Dissociations of DNA trinucleotide codons as gas-phase
singly and
doubly protonated ions were studied by tandem mass spectrometry using 15N-labeling to resolve identity in the nucleobase loss and
backbone cleavages. The monocations showed different distributions
of nucleobase loss from the 5′-, middle, and 3′-positions
depending on the nucleobase, favoring cytosine over guanine, adenine,
and thymine in an ensemble-averaged 62:27:11:<1 ratio. The distribution
for the loss of the 5′-, middle, and 3′-nucleobase was
49:18:33, favoring the 5′-nucleobase, but also depending on
its nature. The formation of sequence
w
2
+
ions was unambiguously
established for all codon mono- and dications. Structures of low-Gibbs-energy
protomers and conformers of dAAA+, dGGG+, dCCC+, dTTT+, dACA+, and dATC+ were established by Born–Oppenheimer molecular dynamics and
density functional theory calculations. Monocations containing guanine
favored classical structures protonated at guanine N7. Structures
containing adenine and cytosine produced classical nucleobase-protonated
isomers as well as zwitterions in which two protonated bases were
combined with a phosphate anion. Protonation at thymine was disfavored.
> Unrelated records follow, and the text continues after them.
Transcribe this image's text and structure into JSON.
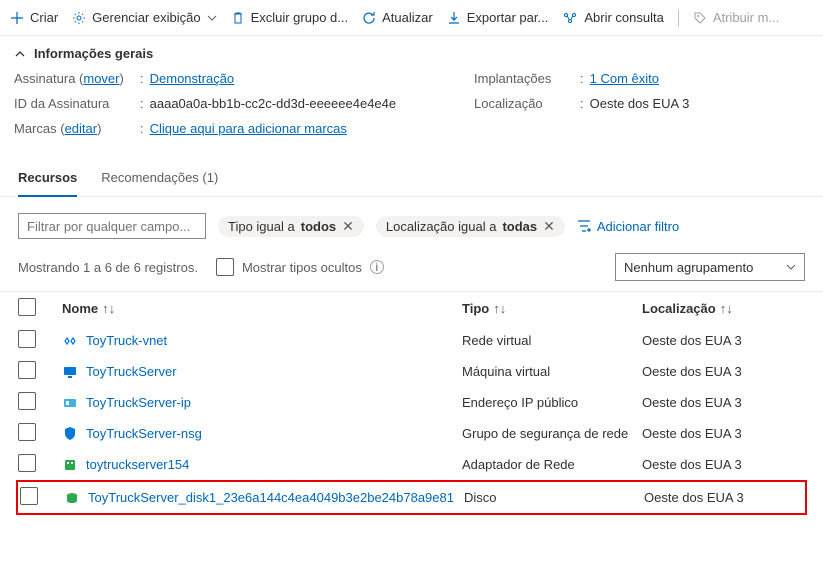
{
  "toolbar": {
    "create": "Criar",
    "manage_view": "Gerenciar exibição",
    "delete_group": "Excluir grupo d...",
    "refresh": "Atualizar",
    "export": "Exportar par...",
    "open_query": "Abrir consulta",
    "assign": "Atribuir m..."
  },
  "overview": {
    "header": "Informações gerais",
    "subscription_label_pre": "Assinatura (",
    "subscription_move": "mover",
    "subscription_label_post": ")",
    "subscription_value": "Demonstração",
    "sub_id_label": "ID da Assinatura",
    "sub_id_value": "aaaa0a0a-bb1b-cc2c-dd3d-eeeeee4e4e4e",
    "tags_label_pre": "Marcas (",
    "tags_edit": "editar",
    "tags_label_post": ")",
    "tags_value": "Clique aqui para adicionar marcas",
    "deployments_label": "Implantações",
    "deployments_value": "1 Com êxito",
    "location_label": "Localização",
    "location_value": "Oeste dos EUA 3"
  },
  "tabs": {
    "resources": "Recursos",
    "recommendations": "Recomendações (1)"
  },
  "filters": {
    "placeholder": "Filtrar por qualquer campo...",
    "type_pre": "Tipo igual a ",
    "type_val": "todos",
    "loc_pre": "Localização igual a ",
    "loc_val": "todas",
    "add": "Adicionar filtro"
  },
  "listing": {
    "count": "Mostrando 1 a 6 de 6 registros.",
    "show_hidden": "Mostrar tipos ocultos",
    "grouping": "Nenhum agrupamento"
  },
  "columns": {
    "name": "Nome",
    "type": "Tipo",
    "location": "Localização"
  },
  "rows": [
    {
      "name": "ToyTruck-vnet",
      "type": "Rede virtual",
      "location": "Oeste dos EUA 3",
      "icon": "vnet"
    },
    {
      "name": "ToyTruckServer",
      "type": "Máquina virtual",
      "location": "Oeste dos EUA 3",
      "icon": "vm"
    },
    {
      "name": "ToyTruckServer-ip",
      "type": "Endereço IP público",
      "location": "Oeste dos EUA 3",
      "icon": "ip"
    },
    {
      "name": "ToyTruckServer-nsg",
      "type": "Grupo de segurança de rede",
      "location": "Oeste dos EUA 3",
      "icon": "nsg"
    },
    {
      "name": "toytruckserver154",
      "type": "Adaptador de Rede",
      "location": "Oeste dos EUA 3",
      "icon": "nic"
    },
    {
      "name": "ToyTruckServer_disk1_23e6a144c4ea4049b3e2be24b78a9e81",
      "type": "Disco",
      "location": "Oeste dos EUA 3",
      "icon": "disk"
    }
  ]
}
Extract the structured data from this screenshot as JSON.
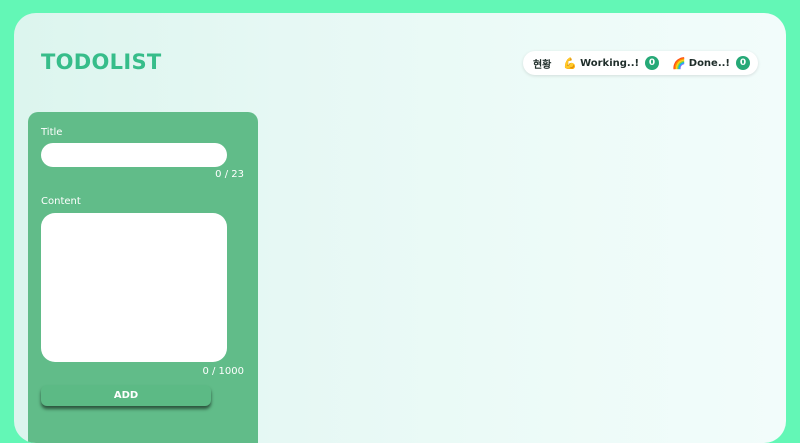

Low threshold energies for nucleobase loss allowed extensive proton
migration to occur prior to dissociation. Loss of the nucleobase from
monocations was assisted by neighboring group participation in nucleophilic
addition or proton abstraction, as well as allosteric proton migrations
remote from the reaction center. The optimized structures of diprotonated
isomers for dAAA2+ and dACA2+ revealed combinations
of classical and zwitterionic structures. The threshold and transition-state
energies for nucleobase-ion loss from dications were low, resulting
in facile dissociations involving cytosine, guanine, and adenine.